Sidney Brouet strung up an old sash window on a hefty metal frame for 3 Station Road. Filling the lower half with lead, and hanging pendulous weights from pulleys to keep it hoisted up, the sculpture felt like a fragment of a silted, buried building. Brigitte Jurack’s Lake No.1 – Dead Sea was a similarly dark, but more diagrammatic, rendering of the contours of the invisible depths of the inland sea; standing up on a tripod support, one’s eyes could only glance over the lake’s surface, but the shape of the depths were graphically clear. Japanese twins Akiko and Masako Takada added to the fluvial mood with Sugarscape, a kind of geological landscape rendered in transparent bottles filled with various colours of sugar. And when I brushed against Tine Bech’s suspended black Rain Balloons, made them skitter across the floor and unleash the sound of pattering rain from the ingenious electronics inside, the whole room’s vision of wet, subterranean darkness was brilliantly complete.

Unity doesn’t make a sensibility however, and looking closer, the inclinations of the contributors revealed themselves to be quite different. The variety of directions in the second, larger gallery made this clear. It was most evident in faintly abstract drawings that Tine Bech included to accompany the Rain Balloons: at first glance they may have resembled the outer reaches of the cosmos, but with suggestions of holes and hair, and titles like Space Pussy, one sensed that she wanted the body, the stars and the rain to mix in a metaphorical blend. Nevertheless, to some extent the show’s mood of ageing and weathering continued. Mhairi Vari’s assemblage of old tool-cupboard junk, Shed, was lent a mood of lively animation by being overrun with tiny discs of Plasticene: the floral design of the collapsed recliner on which the disused objects lay seemed to seep over them like a fantastical mould. In one of the most intriguingly, confidently unresolved installations, Invention of an Egg Timer, Jenny Dunseath erected various shapes and constructions of plywood and hardwood in arrangements that made one think one moment of Brancusi’s studio, the next of the playpen. In Alastair Mackie’s untitled sculpture – one of the most outwardly attractive in the show – the skulls of mice that he had unearthed from owl’s regurgitated pellets, were formed into a perfect ball. And Claire Morgan’s installation Come Fly With Me offered a painstaking arrangement of hanging nylon threads which brought together the attached dandelion seeds into a buoyant arrow shape. This, incidentally, won approval on the opening night, and was given the £500 Roy Noakes Award.

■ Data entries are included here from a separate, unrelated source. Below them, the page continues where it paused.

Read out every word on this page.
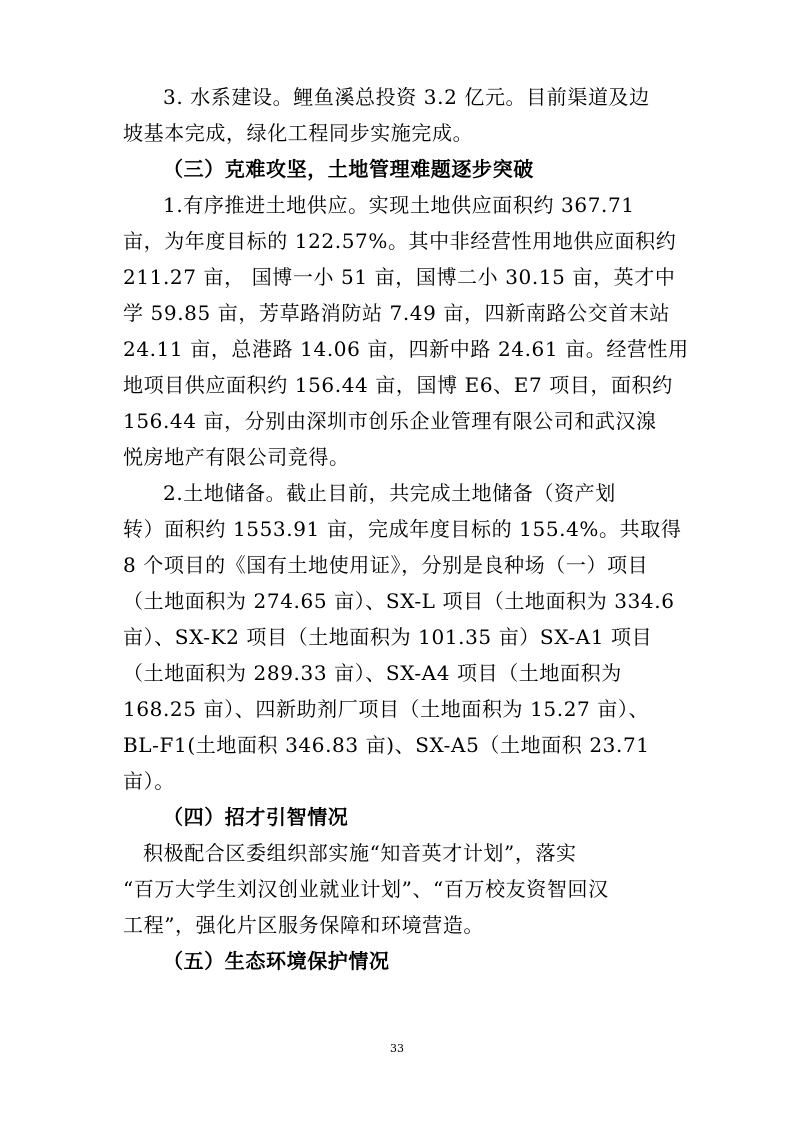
3. 水系建设。鲤鱼溪总投资 3.2 亿元。目前渠道及边
坡基本完成，绿化工程同步实施完成。
（三）克难攻坚，土地管理难题逐步突破
1.有序推进土地供应。实现土地供应面积约 367.71
亩，为年度目标的 122.57%。其中非经营性用地供应面积约
211.27 亩， 国博一小 51 亩，国博二小 30.15 亩，英才中
学 59.85 亩，芳草路消防站 7.49 亩，四新南路公交首末站
24.11 亩，总港路 14.06 亩，四新中路 24.61 亩。经营性用
地项目供应面积约 156.44 亩，国博 E6、E7 项目，面积约
156.44 亩，分别由深圳市创乐企业管理有限公司和武汉湶
悦房地产有限公司竞得。
2.土地储备。截止目前，共完成土地储备（资产划
转）面积约 1553.91 亩，完成年度目标的 155.4%。共取得
8 个项目的《国有土地使用证》，分别是良种场（一）项目
（土地面积为 274.65 亩）、SX-L 项目（土地面积为 334.6
亩）、SX-K2 项目（土地面积为 101.35 亩）SX-A1 项目
（土地面积为 289.33 亩）、SX-A4 项目（土地面积为
168.25 亩）、四新助剂厂项目（土地面积为 15.27 亩）、
BL-F1(土地面积 346.83 亩)、SX-A5（土地面积 23.71
亩）。
（四）招才引智情况
积极配合区委组织部实施“知音英才计划”，落实
“百万大学生刘汉创业就业计划”、“百万校友资智回汉
工程”，强化片区服务保障和环境营造。
（五）生态环境保护情况
33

These artists seemed remarkably unmoved by a contemporary British art scene that is dominated by neo-Pop accents, by preoccupations with design, romantic fantasy and conceptual art. Far from striving to be modern, most dwelt on the poetics of age. And given that the market is always trying to turn up new moods with which to package young artists for sale, that steady resolve was reassuring.